Perhaps Nineteen Twentieths Of The Houses Are Built Of Bluish-Gray
Adobe Bricks, And Are Only One Or Two Stories High, Forming Fine
Cottage Homes Which Promise Simple Comfort Within.
They are set well
back from the street, leaving room for a flower garden, while almost
every one has a thrifty orchard at the sides and around the back.
The
gardens are laid out with great simplicity, indicating love for
flowers by people comparatively poor, rather than deliberate efforts
of the rich for showy artistic effects. They are like the pet gardens
of children, about as artless and humble, and harmonize with the low
dwellings to which they belong. In almost every one you find daisies,
and mint, and lilac bushes, and rows of plain English tulips. Lilacs
and tulips are the most characteristic flowers, and nowhere have I
seen them in greater perfection. As Oakland is pre-eminently a city
of roses, so is this Mormon Saints' Rest a city of lilacs and tulips.

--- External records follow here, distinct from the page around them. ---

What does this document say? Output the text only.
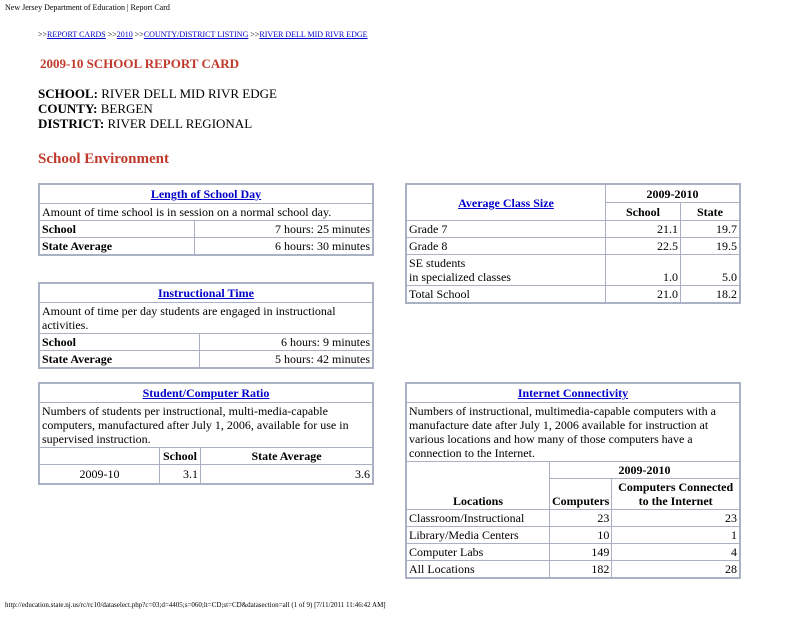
New Jersey Department of Education | Report Card
>>REPORT CARDS >>2010 >>COUNTY/DISTRICT LISTING >>RIVER DELL MID RIVR EDGE
2009-10 SCHOOL REPORT CARD
SCHOOL: RIVER DELL MID RIVR EDGE
COUNTY: BERGEN
DISTRICT: RIVER DELL REGIONAL
School Environment
Length of School Day	
Amount of time school is in session on a normal school day.	
School	7 hours: 25 minutes
State Average	6 hours: 30 minutes
Instructional Time	
Amount of time per day students are engaged in instructional activities.	
School	6 hours: 9 minutes
State Average	5 hours: 42 minutes
Student/Computer Ratio		
Numbers of students per instructional, multi-media-capable computers, manufactured after July 1, 2006, available for use in supervised instruction.		
	School	State Average
2009-10	3.1	3.6
Average Class Size	2009-2010	
	School	State
Grade 7	21.1	19.7
Grade 8	22.5	19.5

SE students
in specialized classes	1.0	5.0
Total School	21.0	18.2
Internet Connectivity		
Numbers of instructional, multimedia-capable computers with a manufacture date after July 1, 2006 available for instruction at various locations and how many of those computers have a connection to the Internet.		
Locations	2009-2010	
	Computers	Computers Connected to the Internet
Classroom/Instructional	23	23
Library/Media Centers	10	1
Computer Labs	149	4
All Locations	182	28
http://education.state.nj.us/rc/rc10/dataselect.php?c=03;d=4405;s=060;lt=CD;st=CD&datasection=all (1 of 9) [7/11/2011 11:46:42 AM]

The flowers, at least, are saintly, and they are surely loved. Scarce
a home, however obscure, is without them, and the simple,
unostentatious manner in which they are planted and gathered in pots
and boxes about the windows shows how truly they are prized.
The surrounding commons, the marshy levels of the Jordan, and dry,
gravelly lake benches on the slopes of the Wahsatch foothills are now
gay with wild flowers, chief among which are a species of phlox, with
an abundance of rich pink corollas, growing among sagebrush in showy
tufts, and a beautiful papilionaceous plant, with silky leaves and
large clusters of purple flowers, banner, wings, and keel exquisitely
shaded, a mertensia, hydrophyllum, white boragewort, orthocarpus,
several species of violets, and a tall scarlet gilia.